Gewinnsteigerung auf Kosten der Risikovorsorge
Die fehlende Effizienz und das steigende Risiko der deutschen Banken belasten den Markt dabei langfristig. Bleiben die Institute hier untätig, wird sich der Druck auf die Profitabilität in Zukunft weiter erhöhen. Erstmals sinkt die Eigenkapitalquote europäischer Banken in 2018 wieder und eine weitere Bedrohung steckt in der Risikovorsorge: In den vergangenen Jahren bauten die Banken 63 Prozent ihrer Risikovorsorge ab und verbesserten dadurch ihr Ergebnis. Ob sich die ökonomische Kreditqualität in diesem Masse verbessert hat, ist ungewiss. «Wenn vor dem Hintergrund der Konjunkturflaute Kredite nicht mehr bedient werden können, werden die Banken wieder zunehmend Risikovorsorge aufbauen müssen und zusätzliche Ergebniseinbrüche erleiden», so Hofele.
Ausbau des Provisionsgeschäfts
Bemühungen reichen bisher nicht aus Als Reaktion auf das anhaltend schwierige Zinsumfeld bauen viele Banken vermehrt ihr Provisionsgeschäft aus. Vor allem die Steigerungen der Provisionsmarge in Italien, Spanien & Portugal sowie in den Nordics bestätigen den europäischen Trend, wegbrechende Zinserträge zum Teil durch das Provisionsgeschäft zu kompensieren. Ausbleibende Zinserträge können so zwar partiell aufgefangen werden, die Bemühungen, die Provisionsmarge zu steigern, reichen bisher aber nicht aus. Echte Erfolge verzeichnen hierbei lediglich die mittleren und kleinen Institute, die ihre Provisionsüberschüsse um 16 Prozent beziehungsweise 17 Prozent steigern konnten. Diesen fällt es leichter, digitalen Trends im Provisionsgeschäft zu folgen und die ganzheitliche Digitalisierung von Services voranzutreiben.

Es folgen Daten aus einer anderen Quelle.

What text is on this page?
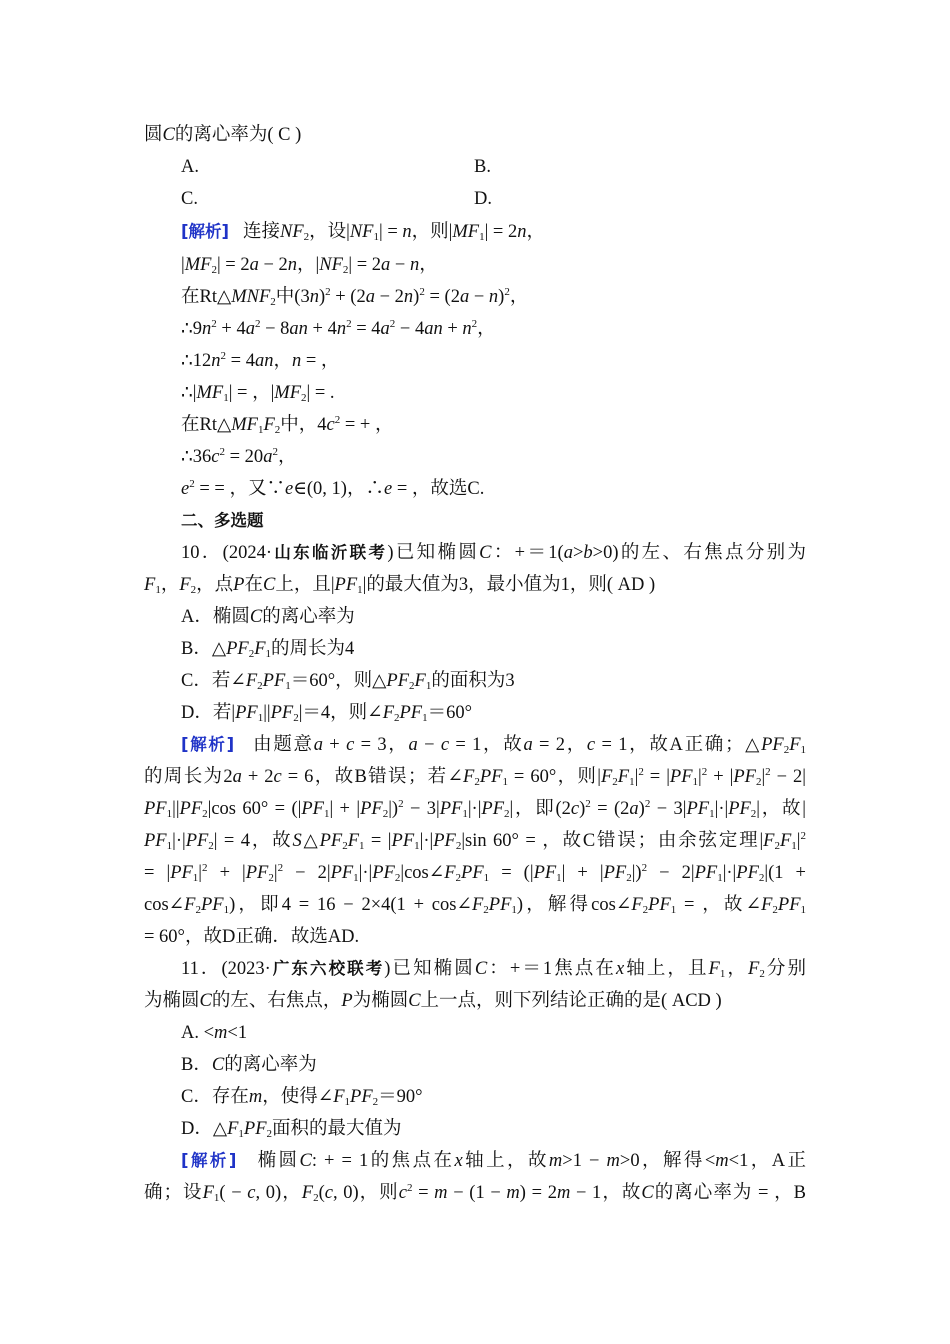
圆C的离心率为( C )
A.	B.
C.	D.
[解析] 连接$NF_2$，设$|NF_1| = n$，则$|MF_1| = 2n$，
$|MF_2| = 2a - 2n$，$|NF_2| = 2a - n$，
在$Rt\triangle MNF_2$中$(3n)^2 + (2a - 2n)^2 = (2a - n)^2$，
$\therefore 9n^2 + 4a^2 - 8an + 4n^2 = 4a^2 - 4an + n^2$，
$\therefore 12n^2 = 4an$，n = ，
$\therefore|MF_1|$ = ，$|MF_2|$ = .
在$Rt\triangle MF_1F_2$中，$4c^2$ = + ，
$\therefore 36c^2 = 20a^2$，
$e^2$ = = ，又∵e∈(0, 1)，∴e = ，故选C.
二、多选题
10．(2024·山东临沂联考)已知椭圆C：+＝1(a>b>0)的左、右焦点分别为
$F_1$，$F_2$，点P在C上，且$|PF_1|$的最大值为3，最小值为1，则( AD )
A．椭圆C的离心率为
B．$\triangle PF_2F_1$的周长为4
C．若$\angle F_2PF_1=60^\circ$，则$\triangle PF_2F_1$的面积为3
D．若$|PF_1||PF_2|=4$，则$\angle F_2PF_1=60^\circ$
[解析] 由题意a + c = 3，a − c = 1，故a = 2，c = 1，故A正确；$\triangle PF_2F_1$
的周长为2a + 2c = 6，故B错误；若$\angle F_2PF_1 = 60^\circ$，则$|F_2F_1|^2 = |PF_1|^2 + |PF_2|^2 - 2|$
$PF_1||PF_2|\cos$ $60^\circ = (|PF_1| + |PF_2|)^2 - 3|PF_1|\cdot|PF_2|$，即$(2c)^2 = (2a)^2 - 3|PF_1|\cdot|PF_2|$，故|
$PF_1|\cdot|PF_2| = 4$，故$S\triangle PF_2F_1 = |PF_1|\cdot|PF_2|\sin$ 60° = ，故C错误；由余弦定理$|F_2F_1|^2$
= $|PF_1|^2 + |PF_2|^2$ − $2|PF_1|\cdot|PF_2|\cos\angle F_2PF_1 = (|PF_1| + |PF_2|)^2 - 2|PF_1|\cdot|PF_2|(1$ +
$\cos\angle F_2PF_1$)，即$4 = 16 - 2\times 4(1 + \cos\angle F_2PF_1)$，解得$\cos\angle F_2PF_1$ = ，故$\angle F_2PF_1$
= 60°，故D正确．故选AD.
11．(2023·广东六校联考)已知椭圆C：+＝1焦点在x轴上，且$F_1$，$F_2$分别
为椭圆C的左、右焦点，P为椭圆C上一点，则下列结论正确的是( ACD )
A. <m<1
B．C的离心率为
C．存在m，使得$\angle F_1PF_2=90^\circ$
D．$\triangle F_1PF_2$面积的最大值为
[解析] 椭圆C: + = 1的焦点在x轴上，故m>1 − m>0，解得<m<1，A正
确；设$F_1( - c$, 0)，$F_2(c$, 0)，则$c^2 = m - (1 - m) = 2m - 1$，故C的离心率为 = ，B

Deutschland ist im europäischen Vergleich mit einer stagnierenden Provisionsmarge von 0,4 Prozent wohl im Begriff, von den Wettbewerbern abgehängt zu werden.
Generell ist der Wettbewerbsdruck in der einst von Markteintrittsbarrieren geprägten Finanzbranche in den letzten Jahren stark gestiegen. «FinTechs», «BigTechs» und Digitalbanken drängen mit klarem Produktfokus und hochskalierten Prozessen in den Markt und sorgen neben einem steigenden Innovationsdruck auch für einen höheren Transparenzgrad, so die Studie.
«Die Digitalisierungsmassnahmen der letzten Jahre haben bisher nicht die notwendige Wirkung erzielt. Um in Zukunft kompetitiv agieren zu können, müssen Banken die Transformation zu einem klar fokussierten Produkt und Dienstleistungsangebot konsequent verfolgen. Die Vereinfachung von Prozessen muss mit einem holistischen Blick vorangetrieben und die technologischen Möglichkeiten zur Optimierung der oft noch stark fragmentierten Systemlandschaft ausgeschöpft werden», empfiehlt Marco Kundert, BearingPoint-Partner Banking & Capital Markets Schweiz. (BearingPoint/mc)
Über die Studie
Die Studie basiert auf der Analyse von 124 europäischen Banken. Die Stichprobe umfasst circa 70 Prozent der von der EZB und den Nicht-EU Zentralbanken ausgewiesenen aggregierten Bilanzsummen des europäischen Bankensektors. Als Grundlage dient die interne Analyse der Jahresabschlüsse für den Zeitraum von 2013 bis 2018. Die Studie wurde nach 2015 und 2018 bereits zum dritten Mal durchgeführt.